Luc Boussard: Quelle était la vie auprès d’Osensei ?
À Iwama, il y avait un instructeur qui s’appelait Saito. Il était fort et carré comme un taureau. Nous nous entendions bien. Monsieur Saito n’aimait pas du tout les pratiquants de Tokyo. Il y avait conflit entre Iwama et Tokyo. Mais ensemble nous avions une entente magnifique. Peut-être est-ce parce que je faisais tout ce que désirait maître Ueshiba.
Le matin au réveil, c’était la prière. Ensuite, nous commencions très tôt l’exercice, souvent seuls. Nous pratiquions surtout avec les armes. Ensuite, je préparais son bain ofuro. C’était l’époque ancienne, et préparer le ofuro prenait du temps.

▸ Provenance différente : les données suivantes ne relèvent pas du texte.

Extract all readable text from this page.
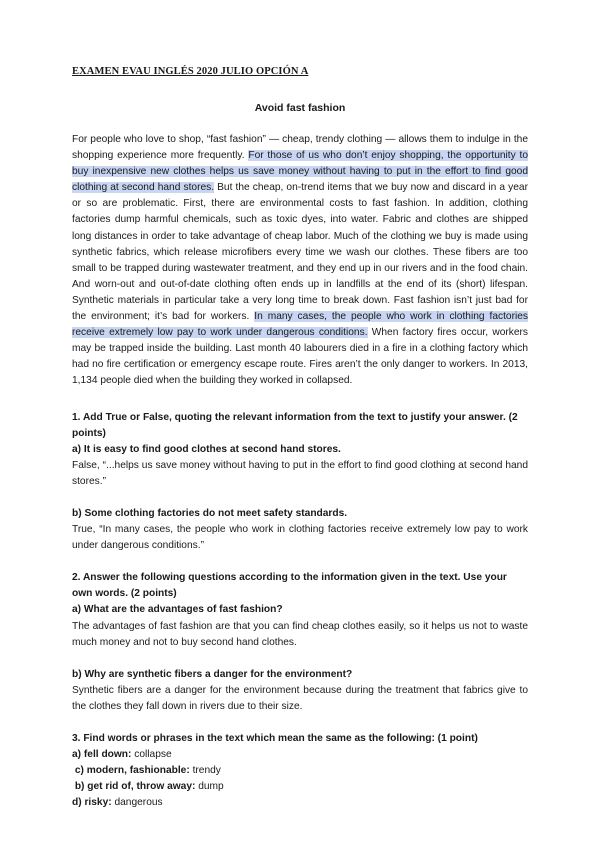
EXAMEN EVAU INGLÉS 2020 JULIO OPCIÓN A

Avoid fast fashion

For people who love to shop, “fast fashion” — cheap, trendy clothing — allows them to indulge in the shopping experience more frequently. For those of us who don’t enjoy shopping, the opportunity to buy inexpensive new clothes helps us save money without having to put in the effort to find good clothing at second hand stores. But the cheap, on-trend items that we buy now and discard in a year or so are problematic. First, there are environmental costs to fast fashion. In addition, clothing factories dump harmful chemicals, such as toxic dyes, into water. Fabric and clothes are shipped long distances in order to take advantage of cheap labor. Much of the clothing we buy is made using synthetic fabrics, which release microfibers every time we wash our clothes. These fibers are too small to be trapped during wastewater treatment, and they end up in our rivers and in the food chain. And worn-out and out-of-date clothing often ends up in landfills at the end of its (short) lifespan. Synthetic materials in particular take a very long time to break down. Fast fashion isn’t just bad for the environment; it’s bad for workers. In many cases, the people who work in clothing factories receive extremely low pay to work under dangerous conditions. When factory fires occur, workers may be trapped inside the building. Last month 40 labourers died in a fire in a clothing factory which had no fire certification or emergency escape route. Fires aren’t the only danger to workers. In 2013, 1,134 people died when the building they worked in collapsed.

1. Add True or False, quoting the relevant information from the text to justify your answer. (2 points)

a) It is easy to find good clothes at second hand stores.

False, “...helps us save money without having to put in the effort to find good clothing at second hand stores.”

b) Some clothing factories do not meet safety standards.

True, “In many cases, the people who work in clothing factories receive extremely low pay to work under dangerous conditions.”

2. Answer the following questions according to the information given in the text. Use your own words. (2 points)

a) What are the advantages of fast fashion?

The advantages of fast fashion are that you can find cheap clothes easily, so it helps us not to waste much money and not to buy second hand clothes.

b) Why are synthetic fibers a danger for the environment?

Synthetic fibers are a danger for the environment because during the treatment that fabrics give to the clothes they fall down in rivers due to their size.

3. Find words or phrases in the text which mean the same as the following: (1 point)

a) fell down: collapse

c) modern, fashionable: trendy

b) get rid of, throw away: dump

d) risky: dangerous
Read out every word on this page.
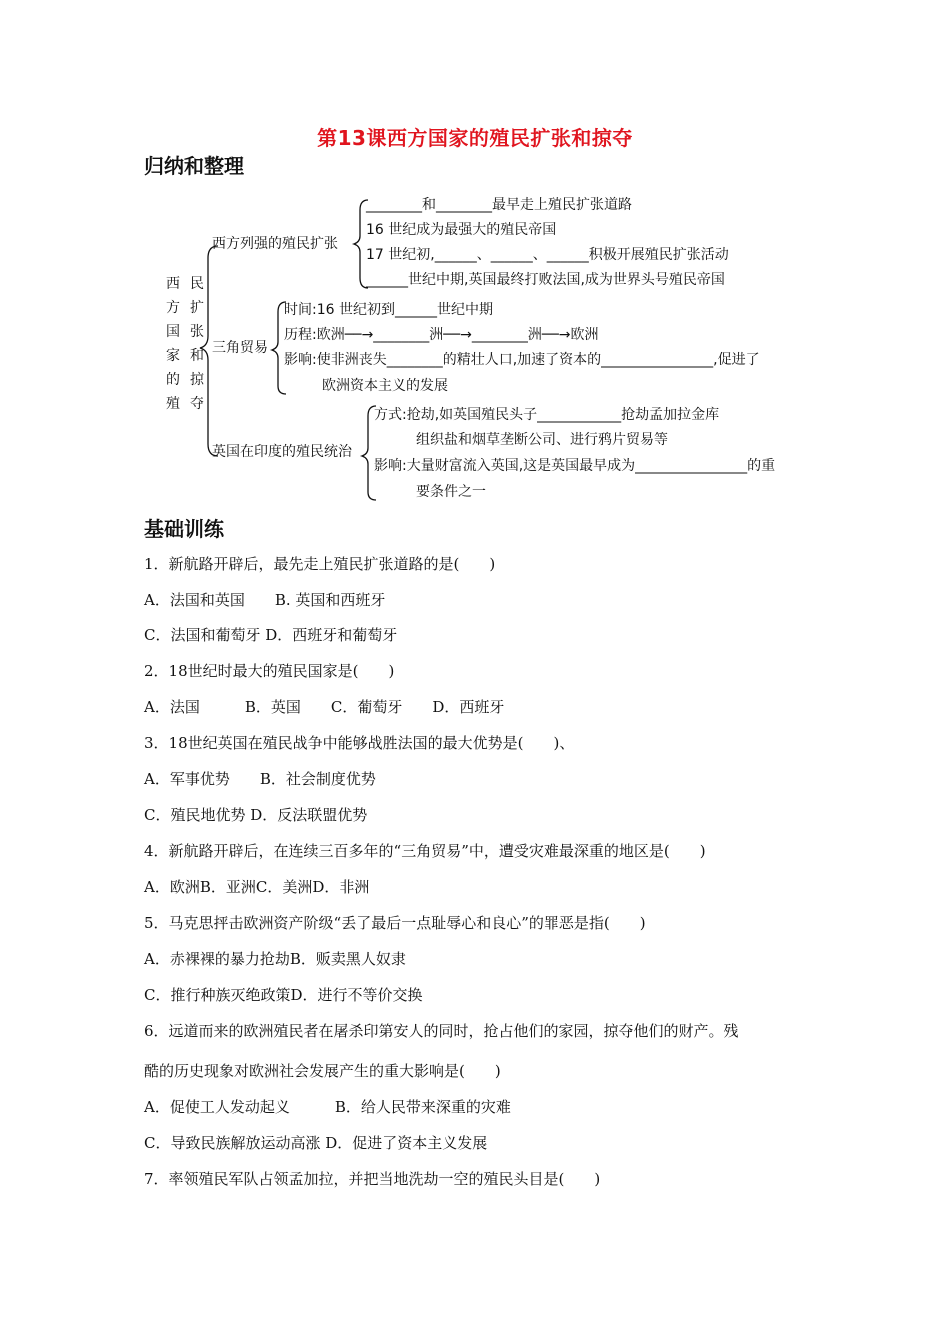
第13课西方国家的殖民扩张和掠夺
归纳和整理
西 民
方 扩
国 张
家 和
的 掠
殖 夺
西方列强的殖民扩张
________和________最早走上殖民扩张道路
16 世纪成为最强大的殖民帝国
17 世纪初,______、______、______积极开展殖民扩张活动
______世纪中期,英国最终打败法国,成为世界头号殖民帝国
三角贸易
时间:16 世纪初到______世纪中期
历程:欧洲──→________洲──→________洲──→欧洲
影响:使非洲丧失________的精壮人口,加速了资本的________________,促进了
欧洲资本主义的发展
英国在印度的殖民统治
方式:抢劫,如英国殖民头子____________抢劫孟加拉金库
组织盐和烟草垄断公司、进行鸦片贸易等
影响:大量财富流入英国,这是英国最早成为________________的重
要条件之一
基础训练
1．新航路开辟后，最先走上殖民扩张道路的是(　　)
A．法国和英国　　B. 英国和西班牙
C．法国和葡萄牙 D．西班牙和葡萄牙
2．18世纪时最大的殖民国家是(　　)
A．法国　　　B．英国　　C．葡萄牙　　D．西班牙
3．18世纪英国在殖民战争中能够战胜法国的最大优势是(　　)、
A．军事优势　　B．社会制度优势
C．殖民地优势 D．反法联盟优势
4．新航路开辟后，在连续三百多年的“三角贸易”中，遭受灾难最深重的地区是(　　)
A．欧洲B．亚洲C．美洲D．非洲
5．马克思抨击欧洲资产阶级“丢了最后一点耻辱心和良心”的罪恶是指(　　)
A．赤裸裸的暴力抢劫B．贩卖黑人奴隶
C．推行种族灭绝政策D．进行不等价交换
6．远道而来的欧洲殖民者在屠杀印第安人的同时，抢占他们的家园，掠夺他们的财产。残
酷的历史现象对欧洲社会发展产生的重大影响是(　　)
A．促使工人发动起义　　　B．给人民带来深重的灾难
C．导致民族解放运动高涨 D．促进了资本主义发展
7．率领殖民军队占领孟加拉，并把当地洗劫一空的殖民头目是(　　)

Il fallait mettre l’eau avec un seau, puis allumer le feu afin que l’eau chauffe. Un jour, après avoir préparé le ofuro, je dis : « Maître, votre bain est prêt ». Avant qu’il n’entre dans son bain, je trempai ma main dans l’eau afin de prendre la température. Il se mit soudainement en colère et me dit : « Tu as sali mon bain ». Je lui ai répondu que je ne faisais que vérifier la température. Il me dit : « Noro, tu as souillé mon bain. Observe la vapeur, ressens la température. Il faut jeter l’eau ». J’ai jeté l’eau et ai tout recommencé.
Il était ainsi. Assis, tout d’un coup il se mettait en colère. « Noro, tu ne comprends rien. » « Maître, qu’y a-t-il ? » « Maintenant je désire prendre une tasse de thé. » « Mais pourquoi ne m’avez-vous pas demandé ? ». Il se mettait alors plus en colère. « Il faut sentir. Tu dois sentir » « Ah d’accord », et j’allais faire le thé… Le lendemain, je lui apportais son thé avant qu’il ne le demande.
Son éducation m’invitait à développer mon intuition et à être attentif. Au milieu de la journée, Il enseignait les techniques de manière impromptue. Il aimait beaucoup parler de ses souvenirs et de ses expériences de vie.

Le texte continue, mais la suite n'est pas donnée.